One moment from those years stuck. Standing in a cavernous data center, his future co-founder Veda Panneershelvam pushed code that remotely switched on a chiller the size of a bus. The infrastructure that keeps the internet alive, controlled from a laptop in the cloud. That was the proof. The rest was a company.

The Timeline
2011
Joins Google. Designs data-center cooling systems and runs Power Usage Efficiency analysis.
2013
Teaches himself ML. Works through Andrew Ng's course; experiments on Google's 20% time.
2016
AlphaGo lands. Gao proposes applying reinforcement learning to data-center optimization and partners with DeepMind.
2016-18
Leads DeepMind Energy. RL cuts Google cooling energy up to 40%; heads a 40+ person team controlling facilities via the cloud.
2019
Founds Phaidra with Veda Panneershelvam and Katie Hoffman to turn the research into a product.
2024
Goes industrial. AI control expands to pharma and commercial buildings; Merck's 500-acre vaccine site is a flagship.
2025
$50M+ Series B. Led by Collaborative Fund with NVIDIA, Index Ventures, Helena and Sony Innovation Fund. Total funding nears $120M.
By The Numbers
Google cooling energy saved40%
40%
Series B (Oct 2025)$50M+
$50M+
Total funding raised~$120M
~$120M
Merck site under AI control500 acres
500 acres

The bet behind the numbers

Phaidra's investors are not buying a clever demo. They are buying the claim that reinforcement learning belongs in the control room of every heavy facility on the grid - and that the AI boom has made the timing urgent. The same servers training the models need cooling, and the cooling needs a brain.

Gao tends to point the credit elsewhere. He defers the deep technical questions to Veda, whose AlphaGo work seeded the whole idea, and frames himself as the domain guy who knew the plants. It is an unusually modest posture for a founder selling autonomy.

In His Words

The real promise of AI isn't automation - it's AI creativity, the ability to discover knowledge that didn't exist before.

This very AI agent that we created is telling me new things about a system I designed.

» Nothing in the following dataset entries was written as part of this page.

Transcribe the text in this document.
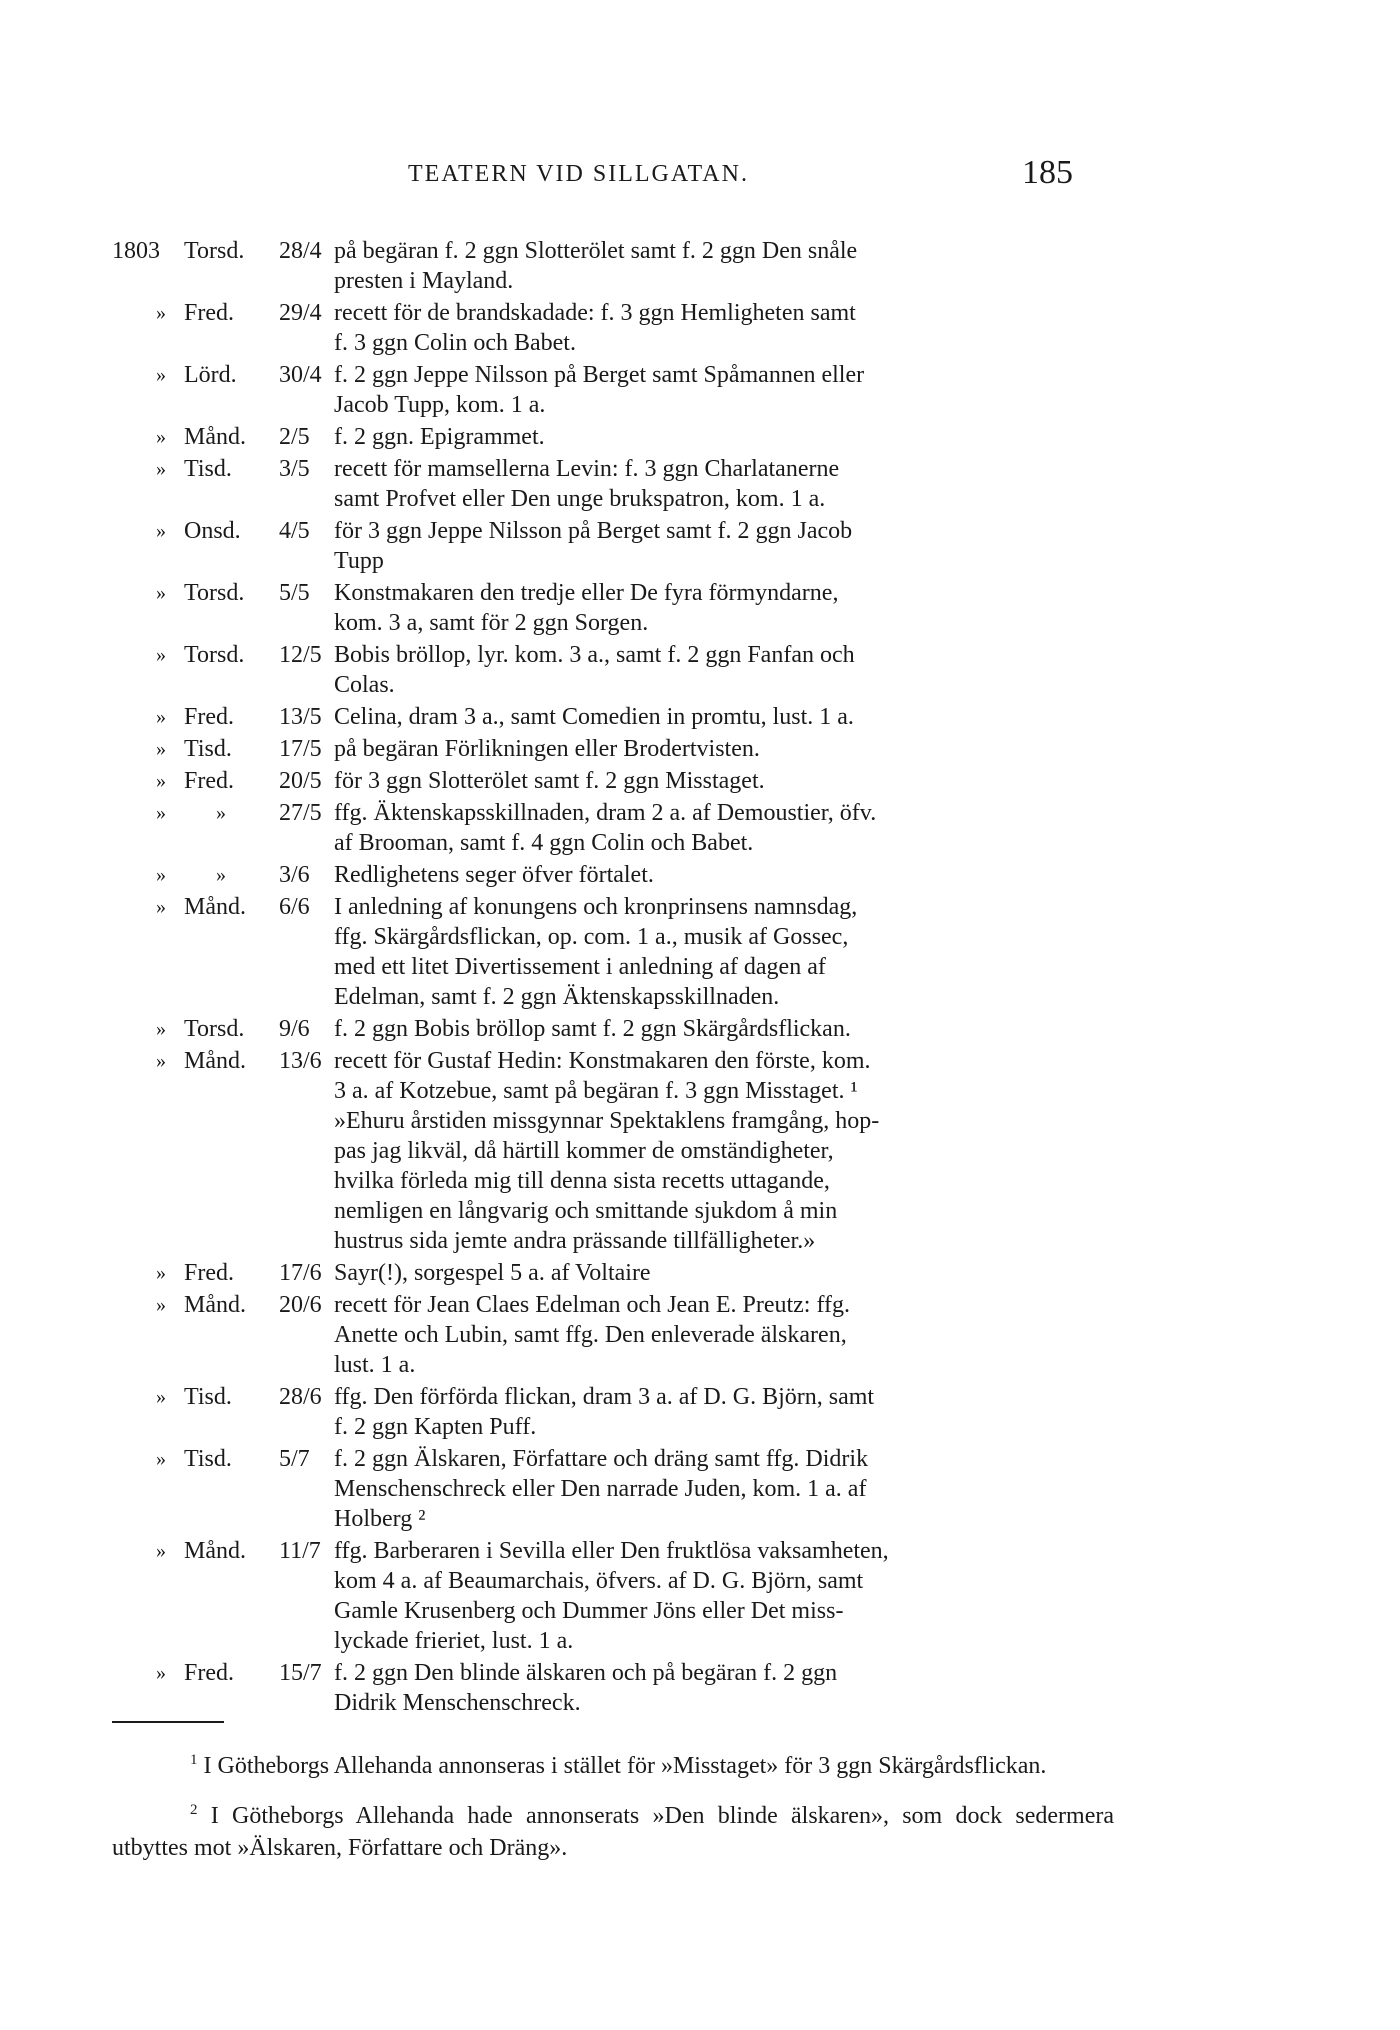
TEATERN VID SILLGATAN.	185
1803 Torsd. 28/4 på begäran f. 2 ggn Slotterölet samt f. 2 ggn Den snåle
presten i Mayland.
» Fred. 29/4 recett för de brandskadade: f. 3 ggn Hemligheten samt
f. 3 ggn Colin och Babet.
» Lörd. 30/4 f. 2 ggn Jeppe Nilsson på Berget samt Spåmannen eller
Jacob Tupp, kom. 1 a.
» Månd. 2/5 f. 2 ggn. Epigrammet.
» Tisd. 3/5 recett för mamsellerna Levin: f. 3 ggn Charlatanerne
samt Profvet eller Den unge brukspatron, kom. 1 a.
» Onsd. 4/5 för 3 ggn Jeppe Nilsson på Berget samt f. 2 ggn Jacob
Tupp
» Torsd. 5/5 Konstmakaren den tredje eller De fyra förmyndarne,
kom. 3 a, samt för 2 ggn Sorgen.
» Torsd. 12/5 Bobis bröllop, lyr. kom. 3 a., samt f. 2 ggn Fanfan och
Colas.
» Fred. 13/5 Celina, dram 3 a., samt Comedien in promtu, lust. 1 a.
» Tisd. 17/5 på begäran Förlikningen eller Brodertvisten.
» Fred. 20/5 för 3 ggn Slotterölet samt f. 2 ggn Misstaget.
»	» 27/5 ffg. Äktenskapsskillnaden, dram 2 a. af Demoustier, öfv.
af Brooman, samt f. 4 ggn Colin och Babet.
»	» 3/6 Redlighetens seger öfver förtalet.
» Månd. 6/6 I anledning af konungens och kronprinsens namnsdag,
ffg. Skärgårdsflickan, op. com. 1 a., musik af Gossec,
med ett litet Divertissement i anledning af dagen af
Edelman, samt f. 2 ggn Äktenskapsskillnaden.
» Torsd. 9/6 f. 2 ggn Bobis bröllop samt f. 2 ggn Skärgårdsflickan.
» Månd. 13/6 recett för Gustaf Hedin: Konstmakaren den förste, kom.
3 a. af Kotzebue, samt på begäran f. 3 ggn Misstaget. ¹
»Ehuru årstiden missgynnar Spektaklens framgång, hop-
pas jag likväl, då härtill kommer de omständigheter,
hvilka förleda mig till denna sista recetts uttagande,
nemligen en långvarig och smittande sjukdom å min
hustrus sida jemte andra prässande tillfälligheter.»
» Fred. 17/6 Sayr(!), sorgespel 5 a. af Voltaire
» Månd. 20/6 recett för Jean Claes Edelman och Jean E. Preutz: ffg.
Anette och Lubin, samt ffg. Den enleverade älskaren,
lust. 1 a.
» Tisd. 28/6 ffg. Den förförda flickan, dram 3 a. af D. G. Björn, samt
f. 2 ggn Kapten Puff.
» Tisd. 5/7 f. 2 ggn Älskaren, Författare och dräng samt ffg. Didrik
Menschenschreck eller Den narrade Juden, kom. 1 a. af
Holberg ²
» Månd. 11/7 ffg. Barberaren i Sevilla eller Den fruktlösa vaksamheten,
kom 4 a. af Beaumarchais, öfvers. af D. G. Björn, samt
Gamle Krusenberg och Dummer Jöns eller Det miss-
lyckade frieriet, lust. 1 a.
» Fred. 15/7 f. 2 ggn Den blinde älskaren och på begäran f. 2 ggn
Didrik Menschenschreck.
$^1$ I Götheborgs Allehanda annonseras i stället för »Misstaget» för 3 ggn Skärgårdsflickan.
$^2$ I Götheborgs Allehanda hade annonserats »Den blinde älskaren», som dock sedermera utbyttes mot »Älskaren, Författare och Dräng».
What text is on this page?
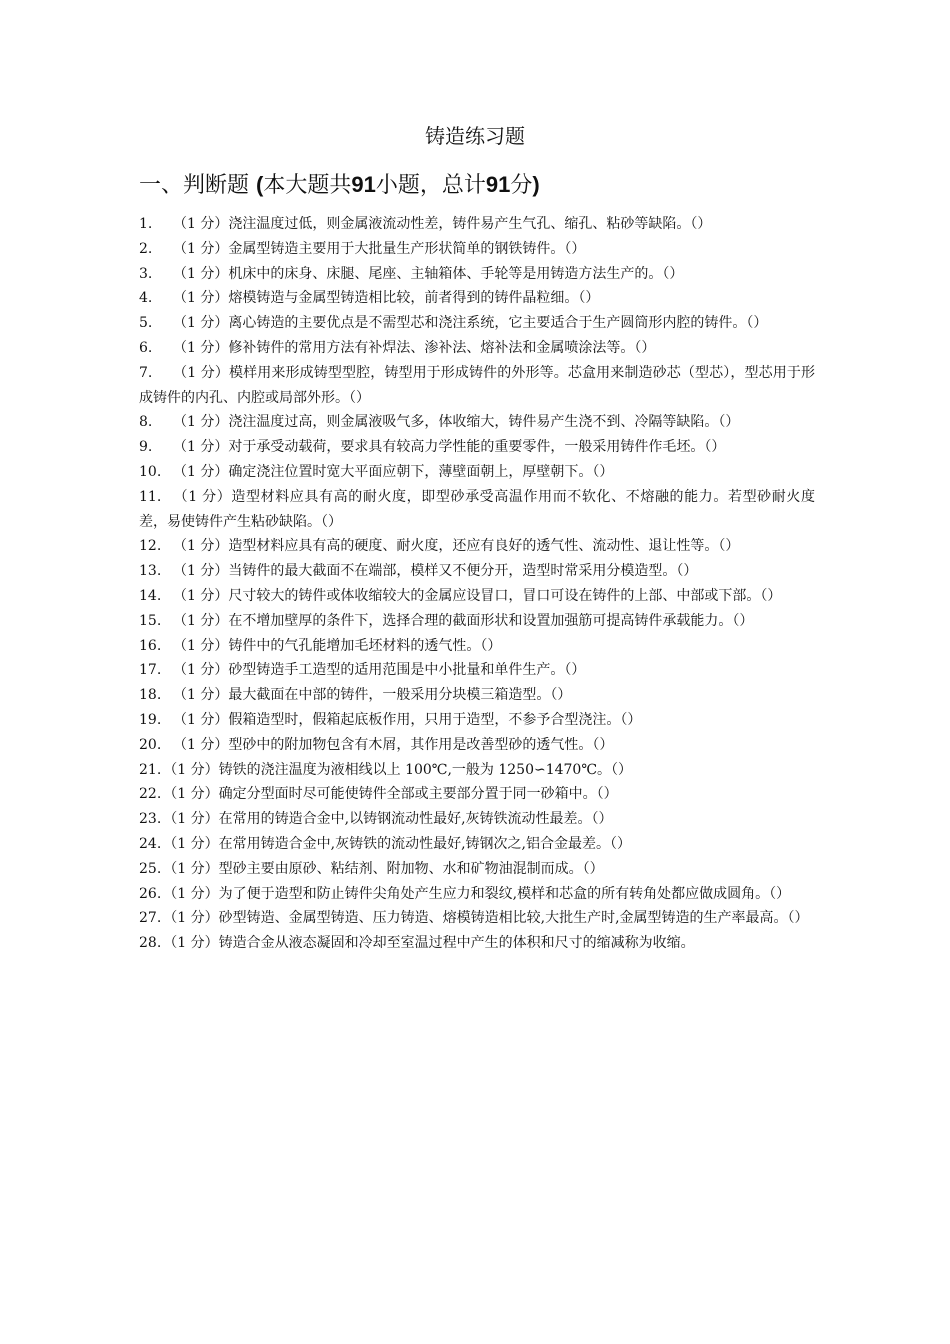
铸造练习题
一、判断题 (本大题共91小题，总计91分)

1. （1 分）浇注温度过低，则金属液流动性差，铸件易产生气孔、缩孔、粘砂等缺陷。（）

2. （1 分）金属型铸造主要用于大批量生产形状简单的钢铁铸件。（）

3. （1 分）机床中的床身、床腿、尾座、主轴箱体、手轮等是用铸造方法生产的。（）

4. （1 分）熔模铸造与金属型铸造相比较，前者得到的铸件晶粒细。（）

5. （1 分）离心铸造的主要优点是不需型芯和浇注系统，它主要适合于生产圆筒形内腔的铸件。（）

6. （1 分）修补铸件的常用方法有补焊法、渗补法、熔补法和金属喷涂法等。（）

7. （1 分）模样用来形成铸型型腔，铸型用于形成铸件的外形等。芯盒用来制造砂芯（型芯），型芯用于形成铸件的内孔、内腔或局部外形。（）

8. （1 分）浇注温度过高，则金属液吸气多，体收缩大，铸件易产生浇不到、冷隔等缺陷。（）

9. （1 分）对于承受动载荷，要求具有较高力学性能的重要零件，一般采用铸件作毛坯。（）

10. （1 分）确定浇注位置时宽大平面应朝下，薄壁面朝上，厚壁朝下。（）

11. （1 分）造型材料应具有高的耐火度，即型砂承受高温作用而不软化、不熔融的能力。若型砂耐火度差，易使铸件产生粘砂缺陷。（）

12. （1 分）造型材料应具有高的硬度、耐火度，还应有良好的透气性、流动性、退让性等。（）

13. （1 分）当铸件的最大截面不在端部，模样又不便分开，造型时常采用分模造型。（）

14. （1 分）尺寸较大的铸件或体收缩较大的金属应设冒口，冒口可设在铸件的上部、中部或下部。（）

15. （1 分）在不增加壁厚的条件下，选择合理的截面形状和设置加强筋可提高铸件承载能力。（）

16. （1 分）铸件中的气孔能增加毛坯材料的透气性。（）

17. （1 分）砂型铸造手工造型的适用范围是中小批量和单件生产。（）

18. （1 分）最大截面在中部的铸件，一般采用分块模三箱造型。（）

19. （1 分）假箱造型时，假箱起底板作用，只用于造型，不参予合型浇注。（）

20. （1 分）型砂中的附加物包含有木屑，其作用是改善型砂的透气性。（）

21. （1 分）铸铁的浇注温度为液相线以上 100℃,一般为 1250∽1470℃。（）

22. （1 分）确定分型面时尽可能使铸件全部或主要部分置于同一砂箱中。（）

23. （1 分）在常用的铸造合金中,以铸钢流动性最好,灰铸铁流动性最差。（）

24. （1 分）在常用铸造合金中,灰铸铁的流动性最好,铸钢次之,铝合金最差。（）

25. （1 分）型砂主要由原砂、粘结剂、附加物、水和矿物油混制而成。（）

26. （1 分）为了便于造型和防止铸件尖角处产生应力和裂纹,模样和芯盒的所有转角处都应做成圆角。（）

27. （1 分）砂型铸造、金属型铸造、压力铸造、熔模铸造相比较,大批生产时,金属型铸造的生产率最高。（）

28. （1 分）铸造合金从液态凝固和冷却至室温过程中产生的体积和尺寸的缩减称为收缩。
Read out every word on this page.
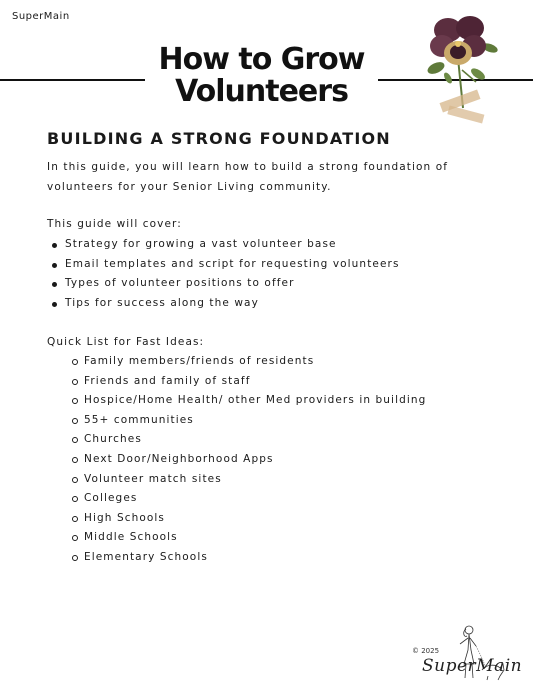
SuperMain
How to Grow
Volunteers
BUILDING A STRONG FOUNDATION

In this guide, you will learn how to build a strong foundation of volunteers for your Senior Living community.

This guide will cover:
Strategy for growing a vast volunteer base
Email templates and script for requesting volunteers
Types of volunteer positions to offer
Tips for success along the way
Quick List for Fast Ideas:
Family members/friends of residents
Friends and family of staff
Hospice/Home Health/ other Med providers in building
55+ communities
Churches
Next Door/Neighborhood Apps
Volunteer match sites
Colleges
High Schools
Middle Schools
Elementary Schools
© 2025
SuperMain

Any problem you can map to constrained optimization - an objective, controllable actions, and constraints - is a candidate for reinforcement learning.

Things Worth Knowing
His co-founder and CTO, Veda Panneershelvam, was a primary engineer on AlphaGo - the very system that pulled Gao toward AI.
Before AI, his actual job was keeping Google's servers from overheating. The path from janitor-of-heat to founder is a short, strange one.
Two Berkeley degrees - mechanical engineering and environmental science - that map almost too neatly onto cooling systems and climate.
He learned the AI that would define his career from a free online course, on company time, with no guarantee it would lead anywhere.
The third co-founder, Katie Hoffman, came from Trane and Raytheon - cooling and aerospace - and runs operations as president and COO.
His larger aspiration reaches past the data center: grid-balancing AI as a lever against climate change.
Where It's Headed

"Phaidra is Gao's argument that the next industrial revolution won't be built by faster machines, but by machines that learn what no one taught them."